Please note! California Department of Public Health (CDPH) has a web page with information on cottage food operations here. Your local county department of environmental health should have additional information specific to your county (or city) regarding applying for permits, fees, registration forms, and questions about specific food items. The information below is of general relevance throughout the state but each local agency may enforce the law slightly differently. We provide this information as general legal information but not as legal advice. We are not food safety experts.
The California Homemade Food Act (AB 1616) created a new category of food production called a cottage food operation, which is the only type of food business that can use a home kitchen for processing food for sale to the public in California. The types of foods that a cottage food operation can sell are limited to “non-potentially hazardous foods,” which are foods that are unlikely to grow harmful bacteria or other toxic microorganisms at room temperature. The list of foods includes:
Baked goods, without cream, custard, or meat fillings, such as breads, biscuits, churros, cookies, pastries, and tortillas.
Candy, such as brittle and toffee.
Chocolate-covered nonperishable foods, such as nuts and dried fruits.
Dry baking mixes.
Fruit pies, fruit empanadas, and fruit tamales.
Granola, cereals, and trail mixes.
Herb blends and dried mole paste.
Honey and sweet sorghum syrup.
Jams, jellies, preserves, and fruit butter that comply with the standard described in Part 150 of Title 21 of the Code of Federal Regulations.
Nut mixes and nut butters.
Vinegar and mustard.
Roasted coffee and dried tea.
Waffle cones and pizelles.
Confections such as salted caramel, fudge, marshmallow bars, chocolate covered marshmallow, nuts, and hard candy, or any
Buttercream frosting, buttercream icing, buttercream fondant, and gum paste that do not contain eggs, cream, or cream cheese.
Dried or Dehydrated vegetables.
Dried vegetarian-based soup mixes.
Vegetable and potato chips.
Marshmallows that do not contain eggs.
Other foods can be added to the list by the California Department of Public Health (CDPH).
Requirements for a “cottage food operation”
- Register with your county environmental health department (a small fee may be required), including filling out a self-inspection checklist that includes basic safe food handling practices if you plan to only do direct-to-consumer sales (including at festivals and events, farmers’ markets, through CSAs, from your home, etc.).
- Acquire a permit from your county health department that entails an annual inspection by a local health officer ONLY IF the cottage food operation will conduct indirect sales (meaning selling products wholesale, ie selling to local shops, restaurants or other third parties that are not the producer or the consumer) and pay the permitting fee which varies by county (usually fees are annual).
- Take a class and pass an exam designed by the California Department of Public Health (CDPH).

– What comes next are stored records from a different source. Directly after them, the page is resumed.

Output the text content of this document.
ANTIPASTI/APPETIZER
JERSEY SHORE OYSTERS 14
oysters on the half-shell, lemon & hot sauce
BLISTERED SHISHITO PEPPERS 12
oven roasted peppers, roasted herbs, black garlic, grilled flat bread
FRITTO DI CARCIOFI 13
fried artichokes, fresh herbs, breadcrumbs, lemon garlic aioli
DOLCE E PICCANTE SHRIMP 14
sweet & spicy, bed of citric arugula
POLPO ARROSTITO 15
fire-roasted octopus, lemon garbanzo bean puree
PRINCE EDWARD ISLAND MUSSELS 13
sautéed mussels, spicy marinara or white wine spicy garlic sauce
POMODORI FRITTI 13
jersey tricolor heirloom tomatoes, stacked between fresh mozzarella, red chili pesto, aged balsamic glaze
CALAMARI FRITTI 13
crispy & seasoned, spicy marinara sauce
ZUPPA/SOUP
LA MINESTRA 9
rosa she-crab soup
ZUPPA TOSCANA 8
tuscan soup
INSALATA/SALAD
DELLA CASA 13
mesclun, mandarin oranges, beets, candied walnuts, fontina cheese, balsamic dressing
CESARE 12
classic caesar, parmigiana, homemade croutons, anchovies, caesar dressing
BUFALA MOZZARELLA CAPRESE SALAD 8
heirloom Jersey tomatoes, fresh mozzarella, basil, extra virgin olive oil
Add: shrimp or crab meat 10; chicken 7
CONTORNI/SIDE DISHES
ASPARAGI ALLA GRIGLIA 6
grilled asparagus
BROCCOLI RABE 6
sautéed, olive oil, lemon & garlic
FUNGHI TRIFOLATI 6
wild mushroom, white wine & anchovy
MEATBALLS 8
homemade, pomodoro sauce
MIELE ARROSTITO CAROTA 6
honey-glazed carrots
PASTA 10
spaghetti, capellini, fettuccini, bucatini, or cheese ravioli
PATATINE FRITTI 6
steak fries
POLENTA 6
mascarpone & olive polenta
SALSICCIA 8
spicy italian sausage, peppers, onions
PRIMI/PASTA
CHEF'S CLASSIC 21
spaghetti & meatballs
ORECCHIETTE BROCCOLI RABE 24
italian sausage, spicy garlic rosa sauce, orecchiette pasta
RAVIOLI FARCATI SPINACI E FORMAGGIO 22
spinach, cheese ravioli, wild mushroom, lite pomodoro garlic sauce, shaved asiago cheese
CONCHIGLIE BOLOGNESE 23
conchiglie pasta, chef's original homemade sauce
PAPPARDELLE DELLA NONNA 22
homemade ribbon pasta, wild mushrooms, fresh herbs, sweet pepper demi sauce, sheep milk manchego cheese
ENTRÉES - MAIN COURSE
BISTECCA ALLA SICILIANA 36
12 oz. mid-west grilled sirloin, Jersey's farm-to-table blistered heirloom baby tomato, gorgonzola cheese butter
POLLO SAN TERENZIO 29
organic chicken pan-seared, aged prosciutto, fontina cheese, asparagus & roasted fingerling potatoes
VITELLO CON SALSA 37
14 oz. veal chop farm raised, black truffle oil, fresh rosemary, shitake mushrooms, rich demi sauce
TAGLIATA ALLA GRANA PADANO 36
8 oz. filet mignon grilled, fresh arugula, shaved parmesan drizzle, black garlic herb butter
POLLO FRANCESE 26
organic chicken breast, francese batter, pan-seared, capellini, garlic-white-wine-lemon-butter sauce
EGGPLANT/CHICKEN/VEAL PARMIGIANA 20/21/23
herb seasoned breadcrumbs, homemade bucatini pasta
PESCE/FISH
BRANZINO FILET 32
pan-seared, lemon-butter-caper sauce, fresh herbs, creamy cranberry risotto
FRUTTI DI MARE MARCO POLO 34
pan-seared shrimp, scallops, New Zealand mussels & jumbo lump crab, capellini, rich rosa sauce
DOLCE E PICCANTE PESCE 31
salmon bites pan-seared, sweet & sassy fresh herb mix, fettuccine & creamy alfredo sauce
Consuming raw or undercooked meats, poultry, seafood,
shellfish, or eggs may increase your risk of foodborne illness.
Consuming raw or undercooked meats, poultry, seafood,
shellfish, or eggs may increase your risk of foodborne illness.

Currently the generic food handler card (the card that employees working in all commercial food facilities in California must have) suffices to fulfill this requirement but CDPH may change the requirement in the future. This course is available online for $15 or less. Cottage food operators must obtain this card within three months of beginning a cottage food operation.
- Package and label all food products with the name of the product, ingredients (in order of their prevalence by weight), a list of allergens, net weight of contents (if selling by weight), county of production and registration or permit number issued by the local county health department. The address of the cottage food operation also must be on the label unless the address is in the phone book.
- Adhere to sanitary procedures outlined in the California Health and Safety Code, including washing, rinsing and sanitizing all surfaces and utensils before use in food preparation, washing hands before handling food, keeping all ingredients in sealed containers when not in use, and other such standard procedures.
Other Components of the Bill
- Cottage food products can be sold directly to consumers anywhere in California provided that the cottage food operator obtains the proper registration or permit and follows the safe food handling requirements specified in the law.
- Indirect sales (eg sales through local shops, cafes and restaurants) are generally going to be limited to within the county where the food was produced, however, individual county environmental health departments may choose to coordinate with one another and allow for indirect sales of cottage food products across county lines. If you want to sell indirectly in another county, contact that county's environmental health department to inquire about their policy.
- Cottage food operations may not exceed a certain amount of gross annual revenue. The limit is currently $50,000.
- In addition to help from family or household members, cottage food operations may also have up to one full time equivalent employee. NOTE: the Homemade Food Act does not provide any exemptions to employment laws. Cottage food operators who hire employees should understand how to comply with employment law.
- There are different interpretations of the law regarding whether cottage food operators can mail products to consumers. See the Frequently Asked Questions page for more information.
- While preparing homemade food products for sale, small children and pets may not be in the kitchen (they can be elsewhere in the house). Smoking, other non-commercial meal preparation, washing clothes and other such household activities may not take place in the kitchen while “cottage food” products are being made.
- While cottage food operations are exempt from certain facility requirements in the California Health and Safety Code, cottage food operations are still generally subject to other laws affecting businesses, including tax, employment and other such laws. Please see our other general food enterprise resources available to assist cottage food operations and other small food businesses navigate some of these laws.